Among the total of 21,894 participants eligible for wear-time compliance analysis, the median wear-time was 6.9 days (IQR: 6.1–7.0), and 20,383 (93.1%) participants had sufficient wear-time. In general, the wear-time was similar across basic characteristics, although some regional variations exist, with participants from Haikou wearing the least (i.e. 6.2 days on median and 91.5% had sufficient wear-time). In addition, younger (40–49, 50–59 years) and older (80- years) aged groups had marginally lower levels of compliance (Fig. 2). No gender difference was observed (P = 0.712), but married participants had a slightly longer wear-time of 6.9 days (P < 0.001) as compared to 6.8 days in non-married participants. People from rural regions generally showed higher participation rates than those from urban regions. Office workers were marginally less compliant than individuals of other occupations, with a median wear-time of 6.7 days (Supplementary table 3). Differences in wear-time distribution were also minimal across time-of-day and day-of-week (Supplementary table 4).

Fig. 2
figure 2

The cumulative distribution function of accelerometer wear-time compliance during the China Kadoorie Biobank accelerometer data collection from 2020–2021. The percent represents what proportion of participants are below the given wear-time criteria. (n = 21,894)

Movement behaviours analysis

Among the 20,370 participants with valid accelerometer data, the daily overall activity (i.e., overall acceleration) level averaged 31.1 mg, and the average sleep duration accumulated 7.7 h per day. During the recorded waking time, participants spent 8.8 h/d (54%) being sedentary, 35% of waking time engaged in LIPA (5.7 h/d), and 11% (104.4 min/d) in MVPA (Table 1). Medians of these movement behaviours were also calculated and were similar to the mean except for MVPA, due to the positive skewed distribution (Supplementary table 5).

Table 1 Distribution of movement behaviours by demographic characteristics [Mean (SE)]

Overall activity levels were generally highest in the younger group and progressively lower with age (Table 1 and Fig. 3A), with an average of 5.4 mg/day (17.4%) lower activity by decade of aging. In particular, time spent on MVPA decreased 23.4 min/day (9.0%), LIPA decreased 29.2 min/day (8.5%) but sedentary time increased 55.8 min/day (10.6%) on average between individuals for every ten years of age increase (for all movement behaviours, PLinear trend < 0.001, Supplementary figure 3). Participants aged 80 years or older had the longest (8.1 h/d) sleep time.
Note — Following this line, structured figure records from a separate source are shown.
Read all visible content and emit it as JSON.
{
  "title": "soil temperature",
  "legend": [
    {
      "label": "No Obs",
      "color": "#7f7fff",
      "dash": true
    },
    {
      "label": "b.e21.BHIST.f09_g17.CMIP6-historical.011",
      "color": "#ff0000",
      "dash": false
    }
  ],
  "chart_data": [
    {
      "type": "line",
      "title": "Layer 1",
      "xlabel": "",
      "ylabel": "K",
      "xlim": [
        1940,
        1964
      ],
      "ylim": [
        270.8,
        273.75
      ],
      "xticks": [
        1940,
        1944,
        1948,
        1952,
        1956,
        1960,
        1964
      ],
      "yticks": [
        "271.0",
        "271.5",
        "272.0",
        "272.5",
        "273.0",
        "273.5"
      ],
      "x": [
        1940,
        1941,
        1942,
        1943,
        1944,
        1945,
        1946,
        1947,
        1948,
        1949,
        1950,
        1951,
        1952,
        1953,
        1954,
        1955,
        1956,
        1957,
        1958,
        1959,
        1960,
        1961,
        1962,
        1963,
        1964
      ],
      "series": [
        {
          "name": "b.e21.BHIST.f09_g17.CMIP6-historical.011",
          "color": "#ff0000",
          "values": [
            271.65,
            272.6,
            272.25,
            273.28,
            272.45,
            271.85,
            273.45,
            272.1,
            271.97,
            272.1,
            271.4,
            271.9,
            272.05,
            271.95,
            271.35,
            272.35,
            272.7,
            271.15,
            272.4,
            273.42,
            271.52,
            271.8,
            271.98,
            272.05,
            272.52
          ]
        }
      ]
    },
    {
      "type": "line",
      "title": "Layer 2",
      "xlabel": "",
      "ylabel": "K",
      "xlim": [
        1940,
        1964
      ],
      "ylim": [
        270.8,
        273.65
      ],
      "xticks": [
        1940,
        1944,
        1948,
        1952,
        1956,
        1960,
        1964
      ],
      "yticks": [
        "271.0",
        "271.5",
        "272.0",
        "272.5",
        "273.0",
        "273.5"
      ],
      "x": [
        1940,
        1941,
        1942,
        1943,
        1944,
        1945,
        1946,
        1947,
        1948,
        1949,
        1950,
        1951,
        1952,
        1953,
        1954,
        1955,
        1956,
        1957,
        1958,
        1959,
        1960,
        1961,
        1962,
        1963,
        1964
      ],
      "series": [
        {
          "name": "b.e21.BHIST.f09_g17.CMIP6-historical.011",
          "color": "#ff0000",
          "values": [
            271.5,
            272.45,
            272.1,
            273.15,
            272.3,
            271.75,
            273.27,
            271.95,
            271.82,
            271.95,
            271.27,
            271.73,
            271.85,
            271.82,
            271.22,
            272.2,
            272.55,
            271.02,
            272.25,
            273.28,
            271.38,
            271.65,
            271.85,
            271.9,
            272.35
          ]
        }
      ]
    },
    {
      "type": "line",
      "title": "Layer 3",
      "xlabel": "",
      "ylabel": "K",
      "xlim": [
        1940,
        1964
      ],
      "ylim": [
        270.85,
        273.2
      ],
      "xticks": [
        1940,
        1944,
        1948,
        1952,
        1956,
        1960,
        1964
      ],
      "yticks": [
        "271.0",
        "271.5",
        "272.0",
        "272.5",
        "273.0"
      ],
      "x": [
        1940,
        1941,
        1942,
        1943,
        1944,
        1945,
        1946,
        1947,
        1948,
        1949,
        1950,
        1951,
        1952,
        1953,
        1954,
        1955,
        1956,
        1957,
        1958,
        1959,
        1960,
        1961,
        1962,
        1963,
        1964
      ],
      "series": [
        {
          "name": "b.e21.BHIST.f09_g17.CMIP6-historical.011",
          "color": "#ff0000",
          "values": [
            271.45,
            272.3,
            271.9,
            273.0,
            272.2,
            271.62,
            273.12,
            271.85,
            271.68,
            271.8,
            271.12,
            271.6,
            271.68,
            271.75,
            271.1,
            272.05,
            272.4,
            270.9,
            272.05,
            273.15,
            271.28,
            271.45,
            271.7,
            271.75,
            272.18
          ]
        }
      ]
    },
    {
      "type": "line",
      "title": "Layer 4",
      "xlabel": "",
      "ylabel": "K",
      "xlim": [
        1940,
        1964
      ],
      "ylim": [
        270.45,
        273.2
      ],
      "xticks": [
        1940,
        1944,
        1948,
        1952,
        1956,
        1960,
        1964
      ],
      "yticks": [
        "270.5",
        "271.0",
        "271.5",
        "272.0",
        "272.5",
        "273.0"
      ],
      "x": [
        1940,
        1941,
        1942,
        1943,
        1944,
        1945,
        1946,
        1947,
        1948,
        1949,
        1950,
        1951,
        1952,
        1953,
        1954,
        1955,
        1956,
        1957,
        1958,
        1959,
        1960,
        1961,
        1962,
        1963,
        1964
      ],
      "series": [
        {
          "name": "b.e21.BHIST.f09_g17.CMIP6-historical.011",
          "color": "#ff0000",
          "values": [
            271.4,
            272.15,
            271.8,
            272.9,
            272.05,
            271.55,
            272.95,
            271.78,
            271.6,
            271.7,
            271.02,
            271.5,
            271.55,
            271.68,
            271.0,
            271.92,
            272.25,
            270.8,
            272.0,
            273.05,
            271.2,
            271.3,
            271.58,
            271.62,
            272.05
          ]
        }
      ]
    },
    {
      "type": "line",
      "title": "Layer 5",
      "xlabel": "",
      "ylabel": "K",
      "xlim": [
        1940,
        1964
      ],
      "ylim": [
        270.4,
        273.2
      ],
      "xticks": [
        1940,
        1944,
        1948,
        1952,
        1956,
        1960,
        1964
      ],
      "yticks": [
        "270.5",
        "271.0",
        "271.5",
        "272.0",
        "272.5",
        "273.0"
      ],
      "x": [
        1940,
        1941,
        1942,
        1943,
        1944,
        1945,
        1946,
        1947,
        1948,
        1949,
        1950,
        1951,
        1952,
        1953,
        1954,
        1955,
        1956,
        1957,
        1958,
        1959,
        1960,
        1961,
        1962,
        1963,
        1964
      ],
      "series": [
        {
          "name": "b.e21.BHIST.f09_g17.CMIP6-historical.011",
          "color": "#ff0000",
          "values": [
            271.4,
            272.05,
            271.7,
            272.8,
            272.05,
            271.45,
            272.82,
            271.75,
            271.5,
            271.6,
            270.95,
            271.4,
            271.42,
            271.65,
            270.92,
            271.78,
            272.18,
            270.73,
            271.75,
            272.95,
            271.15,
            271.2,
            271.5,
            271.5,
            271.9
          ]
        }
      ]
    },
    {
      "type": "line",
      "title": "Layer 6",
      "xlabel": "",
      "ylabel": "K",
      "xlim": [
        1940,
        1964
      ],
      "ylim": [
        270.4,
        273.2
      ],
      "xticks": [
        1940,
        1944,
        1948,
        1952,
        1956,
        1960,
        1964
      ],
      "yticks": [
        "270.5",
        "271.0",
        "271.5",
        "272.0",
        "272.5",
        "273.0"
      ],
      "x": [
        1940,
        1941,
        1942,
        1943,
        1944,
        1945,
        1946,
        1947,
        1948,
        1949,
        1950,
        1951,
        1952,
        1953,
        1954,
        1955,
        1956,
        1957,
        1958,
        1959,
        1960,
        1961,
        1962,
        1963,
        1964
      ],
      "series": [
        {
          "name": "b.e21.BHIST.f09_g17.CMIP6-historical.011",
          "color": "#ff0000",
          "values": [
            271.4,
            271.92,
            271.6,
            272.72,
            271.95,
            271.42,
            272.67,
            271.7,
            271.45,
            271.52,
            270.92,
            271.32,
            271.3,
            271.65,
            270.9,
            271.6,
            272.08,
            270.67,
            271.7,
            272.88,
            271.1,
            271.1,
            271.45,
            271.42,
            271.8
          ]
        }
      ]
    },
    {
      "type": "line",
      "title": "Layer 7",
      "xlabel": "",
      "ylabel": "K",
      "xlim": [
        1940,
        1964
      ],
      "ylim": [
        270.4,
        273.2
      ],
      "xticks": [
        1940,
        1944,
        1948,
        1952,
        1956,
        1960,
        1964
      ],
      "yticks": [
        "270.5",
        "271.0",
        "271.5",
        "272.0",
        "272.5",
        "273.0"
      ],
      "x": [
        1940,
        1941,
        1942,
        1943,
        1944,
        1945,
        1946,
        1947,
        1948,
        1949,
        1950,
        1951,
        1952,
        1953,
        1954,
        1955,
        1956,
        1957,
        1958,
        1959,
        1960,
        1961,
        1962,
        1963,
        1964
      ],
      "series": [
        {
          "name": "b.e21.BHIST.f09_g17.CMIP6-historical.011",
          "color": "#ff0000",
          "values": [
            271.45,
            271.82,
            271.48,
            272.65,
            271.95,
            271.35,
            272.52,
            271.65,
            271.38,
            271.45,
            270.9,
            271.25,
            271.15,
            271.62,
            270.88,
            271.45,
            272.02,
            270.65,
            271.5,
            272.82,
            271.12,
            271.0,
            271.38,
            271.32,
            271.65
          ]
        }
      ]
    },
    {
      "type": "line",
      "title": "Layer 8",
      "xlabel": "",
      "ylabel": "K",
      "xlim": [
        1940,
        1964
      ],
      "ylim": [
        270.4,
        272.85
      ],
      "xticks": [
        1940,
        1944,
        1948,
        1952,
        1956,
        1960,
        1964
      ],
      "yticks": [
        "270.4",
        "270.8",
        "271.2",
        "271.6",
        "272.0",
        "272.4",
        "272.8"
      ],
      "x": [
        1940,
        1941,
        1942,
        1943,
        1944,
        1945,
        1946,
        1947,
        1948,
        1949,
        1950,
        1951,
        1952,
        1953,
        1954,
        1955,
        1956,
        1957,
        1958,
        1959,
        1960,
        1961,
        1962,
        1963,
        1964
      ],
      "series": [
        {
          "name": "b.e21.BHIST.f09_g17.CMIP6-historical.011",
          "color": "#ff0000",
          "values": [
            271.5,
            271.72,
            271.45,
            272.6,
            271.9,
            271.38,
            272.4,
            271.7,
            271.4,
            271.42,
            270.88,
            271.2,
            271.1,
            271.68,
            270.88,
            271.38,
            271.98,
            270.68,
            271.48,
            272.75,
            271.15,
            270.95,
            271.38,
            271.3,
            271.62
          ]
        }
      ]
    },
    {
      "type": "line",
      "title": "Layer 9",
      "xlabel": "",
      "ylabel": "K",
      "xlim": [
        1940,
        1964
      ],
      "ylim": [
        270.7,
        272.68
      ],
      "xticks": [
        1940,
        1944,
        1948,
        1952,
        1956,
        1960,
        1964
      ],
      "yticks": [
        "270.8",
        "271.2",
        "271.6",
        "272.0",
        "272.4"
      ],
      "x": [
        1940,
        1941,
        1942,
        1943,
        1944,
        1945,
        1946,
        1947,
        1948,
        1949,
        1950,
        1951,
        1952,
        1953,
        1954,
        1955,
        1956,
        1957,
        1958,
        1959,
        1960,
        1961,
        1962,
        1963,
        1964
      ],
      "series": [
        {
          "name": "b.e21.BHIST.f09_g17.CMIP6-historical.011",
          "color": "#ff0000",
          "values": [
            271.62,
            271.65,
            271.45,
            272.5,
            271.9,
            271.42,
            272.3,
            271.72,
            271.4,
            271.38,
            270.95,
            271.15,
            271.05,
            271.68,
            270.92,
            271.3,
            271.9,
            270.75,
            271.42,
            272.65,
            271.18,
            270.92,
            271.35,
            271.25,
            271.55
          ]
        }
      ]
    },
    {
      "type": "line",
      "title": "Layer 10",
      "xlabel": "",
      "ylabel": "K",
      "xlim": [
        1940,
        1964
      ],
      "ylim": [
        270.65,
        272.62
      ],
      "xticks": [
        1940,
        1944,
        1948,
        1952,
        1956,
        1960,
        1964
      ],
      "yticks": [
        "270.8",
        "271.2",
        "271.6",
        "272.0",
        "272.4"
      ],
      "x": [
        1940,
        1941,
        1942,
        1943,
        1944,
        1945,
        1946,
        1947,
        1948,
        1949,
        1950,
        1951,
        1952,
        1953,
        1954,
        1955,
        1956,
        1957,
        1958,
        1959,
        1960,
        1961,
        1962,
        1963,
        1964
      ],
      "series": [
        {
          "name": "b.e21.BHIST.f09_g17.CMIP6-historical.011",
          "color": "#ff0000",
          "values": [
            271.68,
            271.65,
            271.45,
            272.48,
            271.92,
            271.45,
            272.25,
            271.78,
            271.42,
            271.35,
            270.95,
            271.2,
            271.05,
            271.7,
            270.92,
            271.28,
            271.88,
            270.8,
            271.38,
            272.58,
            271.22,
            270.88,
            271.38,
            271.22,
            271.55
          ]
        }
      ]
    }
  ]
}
For every decade older of age, total sleep time was 7.0 min/day (1.5%) higher (Table 1).

Fig. 3
figure 3

24-h profile of average acceleration in 20,370 China Kadoorie Biobank participants in 2020–2021 by A) sex; B) age group, and C) region. Values were adjusted for age, sex and region (where appropriate). Ribbon represents the 95% confidence interval

Women showed a higher activity level than men (Fig. 3B), with a longer time of physical activity (65.6 min/d longer for LIPA, 19.3 min/d longer for MVPA), and shorter time of sedentary behaviour (79.8 min/d shorter) (Table 1 and Supplementary figure 4, all P < 0.001). Married people tended to have a higher level of overall activity than those living without a partner (P < 0.001, Table 1), and this is the case in both men and women (data not shown).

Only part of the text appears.